Kevin Shield, a senior scientist at the Toronto-based Institute for Mental Health Policy Research and one of the study’s leading authors, said the House panel is incorrect to accuse the group of using a Canadian model.

“The code and data sources were written specifically for the U.S. In no way, shape or form is this a Canadian model. I don’t know where they got this information from,” Mr. Shield told The Times. He also disputed the accusation that his research is focused solely on opposition to alcohol. Some of his studies focus on benefits, including an association with a lower risk of diabetes, he said.

The Alcohol Intake and Health Study found that even low consumption of alcohol raised the risk for seven types of cancers and other diseases, such as cirrhosis of the liver.

A draft of the study was released in January 2025 and remains on the Health and Human Services Department website. It advises that “the risk of dying from alcohol use begins at low levels of average use.” It found that those risks increased with higher consumption of alcohol.

Just one drink per day, the study concluded, increased risks of liver cirrhosis, esophageal cancer and oral cancer but lowered the risk of stroke.

For women, one drink per day raised the risk of liver cancer but lowered the risk of diabetes.

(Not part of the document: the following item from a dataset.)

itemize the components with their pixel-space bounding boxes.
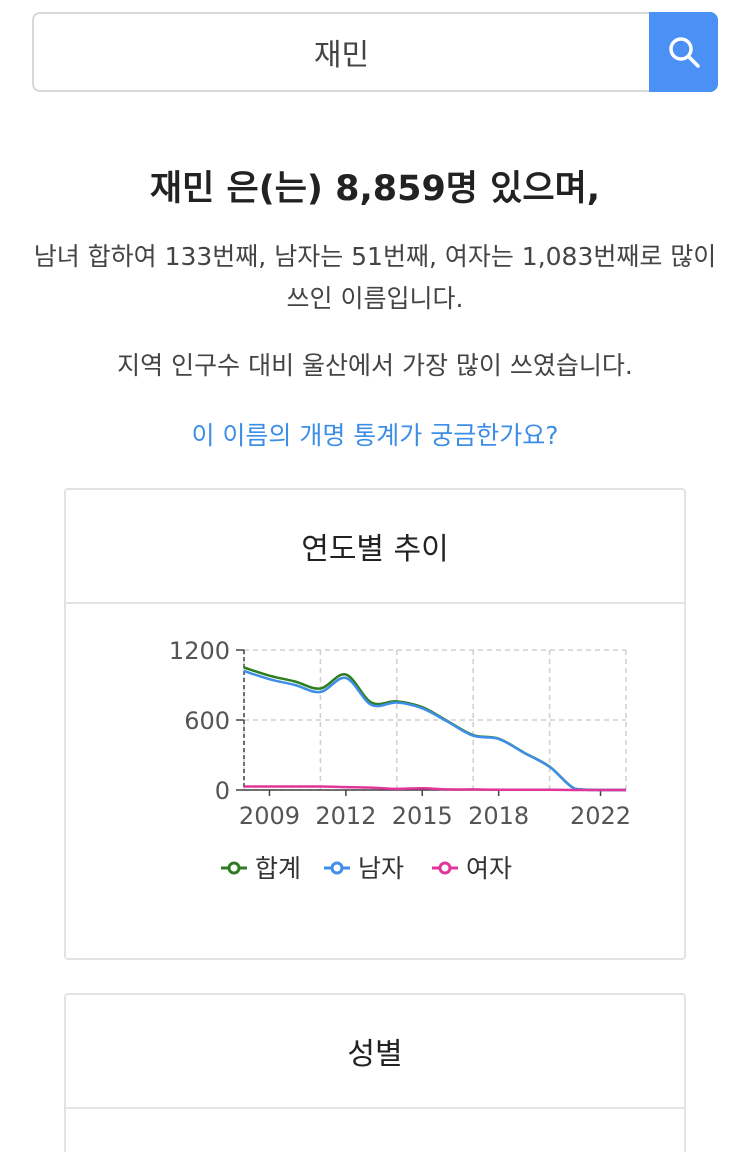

The oversight panel said the study was compromised by the Biden administration’s desire to align the U.S. with Canada. Internal emails revealed that the researchers had decided in advance to follow the “Canadian model.”  All three Canadian scientists on the study were affiliated with creating Canada’s warning against any alcohol consumption.

The oversight panel said the study was not legally sanctioned to influence U.S. dietary guidelines, which are issued every five years and provide Americans with guidance on healthy food and beverage choices.

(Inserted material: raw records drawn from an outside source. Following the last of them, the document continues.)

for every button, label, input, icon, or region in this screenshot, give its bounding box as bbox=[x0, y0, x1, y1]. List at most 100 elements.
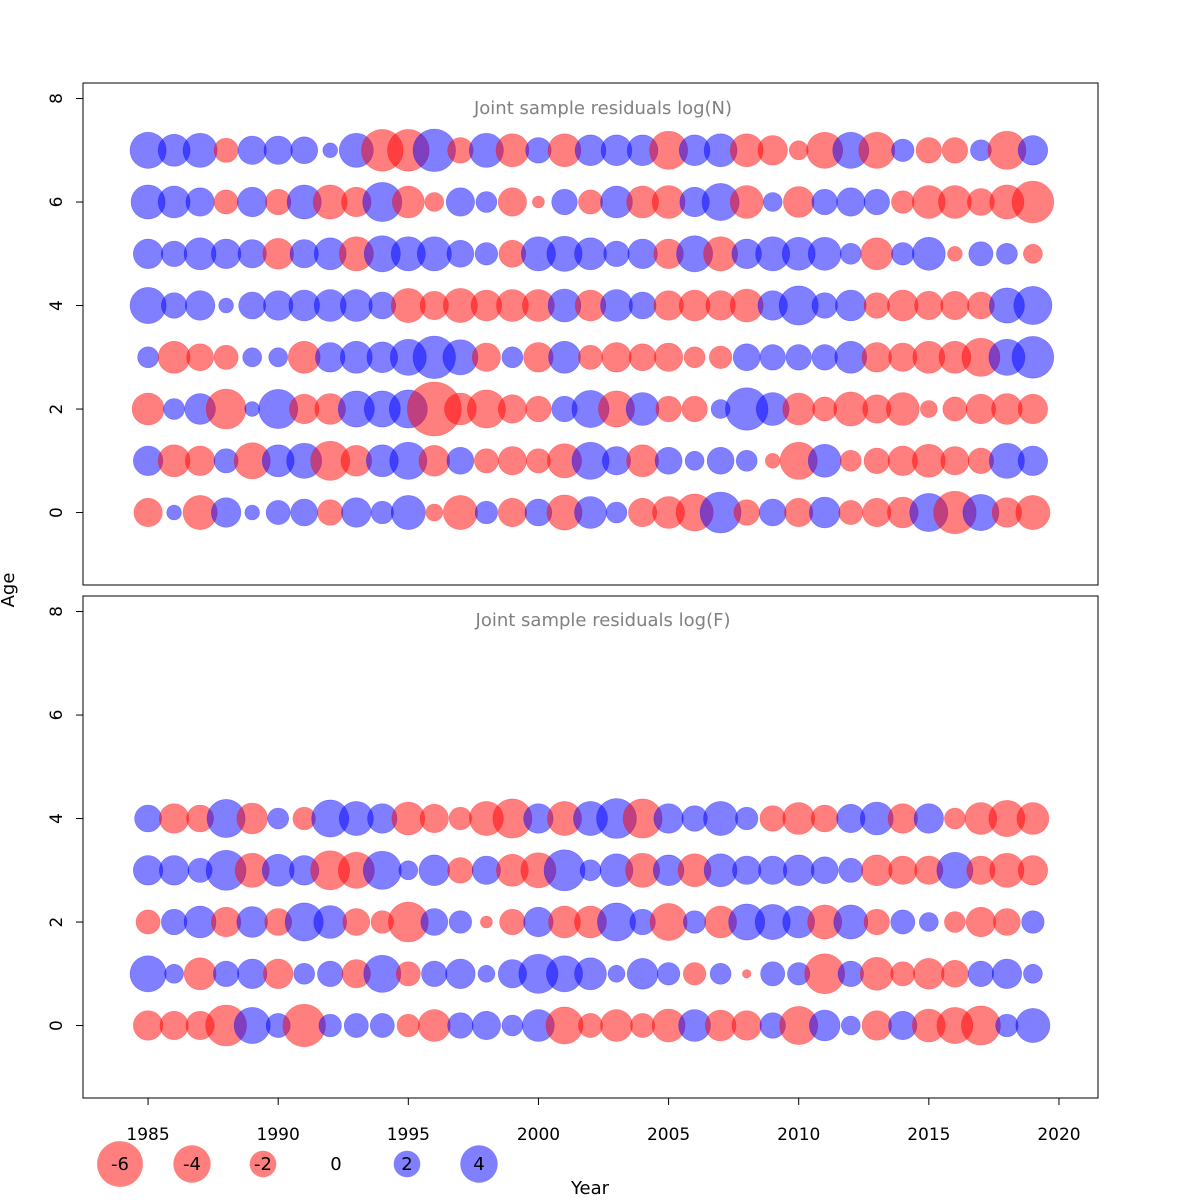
residual-bubble bbox=[396, 1013, 420, 1038]
residual-bubble bbox=[213, 344, 239, 370]
residual-bubble bbox=[760, 961, 786, 987]
residual-bubble bbox=[965, 906, 997, 938]
residual-bubble bbox=[654, 342, 684, 372]
residual-bubble bbox=[605, 501, 628, 524]
y-axis-title: Age bbox=[0, 573, 19, 608]
residual-bubble bbox=[341, 497, 372, 528]
residual-bubble bbox=[1023, 244, 1043, 264]
residual-bubble bbox=[601, 342, 632, 373]
residual-bubble bbox=[238, 291, 266, 320]
residual-bubble bbox=[186, 343, 214, 372]
residual-bubble bbox=[1017, 135, 1049, 166]
residual-bubble bbox=[941, 959, 969, 988]
residual-bubble bbox=[425, 503, 444, 522]
residual-bubble bbox=[473, 448, 499, 474]
residual-bubble bbox=[961, 1005, 1001, 1046]
residual-bubble bbox=[244, 401, 260, 417]
residual-bubble bbox=[545, 1006, 584, 1045]
residual-bubble bbox=[655, 395, 682, 423]
residual-bubble bbox=[735, 806, 759, 831]
residual-bubble bbox=[678, 289, 711, 322]
residual-bubble bbox=[497, 497, 527, 527]
residual-bubble bbox=[944, 911, 966, 933]
panel-logN: Joint sample residuals log(N) 0 2 4 6 8 bbox=[47, 82, 1099, 586]
residual-bubble bbox=[1017, 445, 1049, 476]
residual-bubble bbox=[863, 188, 890, 216]
y-tick-label: 6 bbox=[47, 197, 67, 208]
residual-bubble bbox=[237, 239, 267, 269]
residual-bubble bbox=[313, 905, 348, 939]
residual-bubble bbox=[211, 238, 242, 269]
residual-bubble bbox=[940, 446, 970, 476]
residual-bubble bbox=[442, 495, 478, 530]
residual-bubble bbox=[343, 1013, 369, 1038]
residual-bubble bbox=[684, 450, 705, 471]
residual-bubble bbox=[424, 192, 445, 212]
residual-bubble bbox=[242, 347, 262, 368]
residual-bubble bbox=[447, 857, 474, 884]
y-tick-label: 0 bbox=[47, 1020, 67, 1031]
residual-bubble bbox=[708, 345, 733, 369]
residual-bubble bbox=[627, 238, 658, 269]
residual-bubble bbox=[543, 849, 586, 892]
residual-bubble bbox=[157, 340, 191, 374]
residual-bubble bbox=[861, 342, 892, 373]
panel-logN-title: Joint sample residuals log(N) bbox=[473, 98, 732, 119]
residual-bubble bbox=[758, 498, 787, 527]
residual-bubble bbox=[810, 856, 839, 885]
residual-bubble bbox=[757, 135, 788, 166]
residual-bubble bbox=[159, 855, 190, 886]
residual-bubble bbox=[448, 806, 473, 831]
x-tick-label: 2020 bbox=[1037, 1125, 1080, 1145]
y-tick-label: 2 bbox=[47, 404, 67, 415]
residual-bubble bbox=[914, 290, 944, 320]
residual-bubble bbox=[1013, 286, 1053, 325]
residual-bubble bbox=[129, 955, 167, 993]
legend-bubble bbox=[173, 1145, 211, 1183]
residual-bubble bbox=[862, 497, 892, 527]
residual-bubble bbox=[471, 1010, 501, 1040]
residual-bubble bbox=[600, 289, 633, 322]
residual-bubble bbox=[237, 186, 268, 218]
x-axis-title: Year bbox=[570, 1178, 610, 1199]
residual-bubble bbox=[891, 190, 915, 214]
residual-bubble bbox=[913, 958, 945, 990]
residual-bubble bbox=[532, 195, 545, 209]
legend-label: -6 bbox=[111, 1154, 129, 1175]
residual-bubble bbox=[759, 805, 786, 832]
residual-bubble bbox=[363, 954, 402, 993]
residual-bubble bbox=[574, 496, 607, 529]
residual-bubble bbox=[913, 803, 944, 834]
size-legend: -6 -4 -2 0 2 4 bbox=[97, 1141, 498, 1187]
residual-bubble bbox=[807, 237, 842, 271]
residual-bubble bbox=[758, 855, 788, 885]
residual-bubble bbox=[1017, 855, 1049, 886]
residual-bubble bbox=[161, 292, 188, 319]
residual-bubble bbox=[244, 504, 260, 521]
residual-bubble bbox=[237, 135, 267, 165]
residual-bubble bbox=[811, 188, 838, 216]
residual-bubble bbox=[574, 237, 607, 271]
legend-label: 2 bbox=[401, 1154, 412, 1175]
residual-bubble bbox=[732, 343, 761, 372]
legend-bubble bbox=[249, 1150, 277, 1178]
residual-bubble bbox=[764, 453, 781, 469]
residual-bubble bbox=[839, 243, 862, 265]
residual-bubble bbox=[526, 448, 551, 474]
residual-bubble bbox=[322, 142, 338, 159]
residual-bubble bbox=[390, 495, 426, 530]
legend-label: -2 bbox=[254, 1154, 272, 1175]
y-tick-label: 8 bbox=[47, 93, 67, 104]
residual-bubble bbox=[501, 346, 524, 369]
residual-bubble bbox=[134, 804, 162, 833]
residual-bubble bbox=[811, 344, 838, 371]
residual-bubble bbox=[839, 449, 862, 472]
residual-bubble bbox=[735, 449, 758, 472]
residual-bubble bbox=[996, 243, 1018, 265]
residual-bubble bbox=[416, 236, 452, 272]
x-tick-label: 2015 bbox=[907, 1125, 950, 1145]
legend-label: 4 bbox=[473, 1154, 484, 1175]
residual-bubble bbox=[445, 958, 476, 989]
y-tick-label: 8 bbox=[47, 606, 67, 617]
residual-bubble bbox=[578, 344, 603, 370]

Congress allocated $1.3 million and authorized the National Academies of Sciences, Engineering, and Medicine to conduct a study of alcohol’s impact on health and “affirmed twice that NASEM was the sole group” to conduct the study and inform the federal dietary guidelines.

The NASEM study concluded with “moderate certainty” that moderate alcohol consumption compared with not drinking at all is associated with lower all-cause mortality, which refers to the total number of deaths in a population from any cause.

The study found links between drinking and cancer. Specifically, it found that consuming moderate amounts of alcohol raises the risk of female breast cancer and that higher amounts of moderate consumption are associated with a higher risk of colorectal cancer compared to lower amounts of consumption.

Critics said the NASEM study was flawed because it is based largely on studies that examine how alcohol consumption is connected to death from any cause. The study methods can lead to overly broad conclusions that overstate the protective effects of alcohol and understate its dangers, critics said.

“Using flawed research to inform the public about alcohol sends mixed messages about its risks,” Alcohol Research Group scientist Pricilla Martinez said. “The best available science simply doesn’t support the idea that a nightly drink is good for you.”

Alcohol consumption may be on the decline in the U.S.

A  Gallup Poll found the percentage of U.S. adults who say they drink alcohol has dropped to 54%, the lowest in the poll’s 90-year trend and down from 58% in 2024 and 62% in 2023.

According to the opinion research firm CivicScience, a record number of people over the age of 21 are “at least somewhat likely” to participate in “Dry January” and abstain from consuming alcohol. The poll of 920 adults found 56% planned to participate, up from 54% in 2025 and 52% in 2024.

Alcoholic beverage sales were down 3% last year from 2024, according to a July report from NielsenIQ.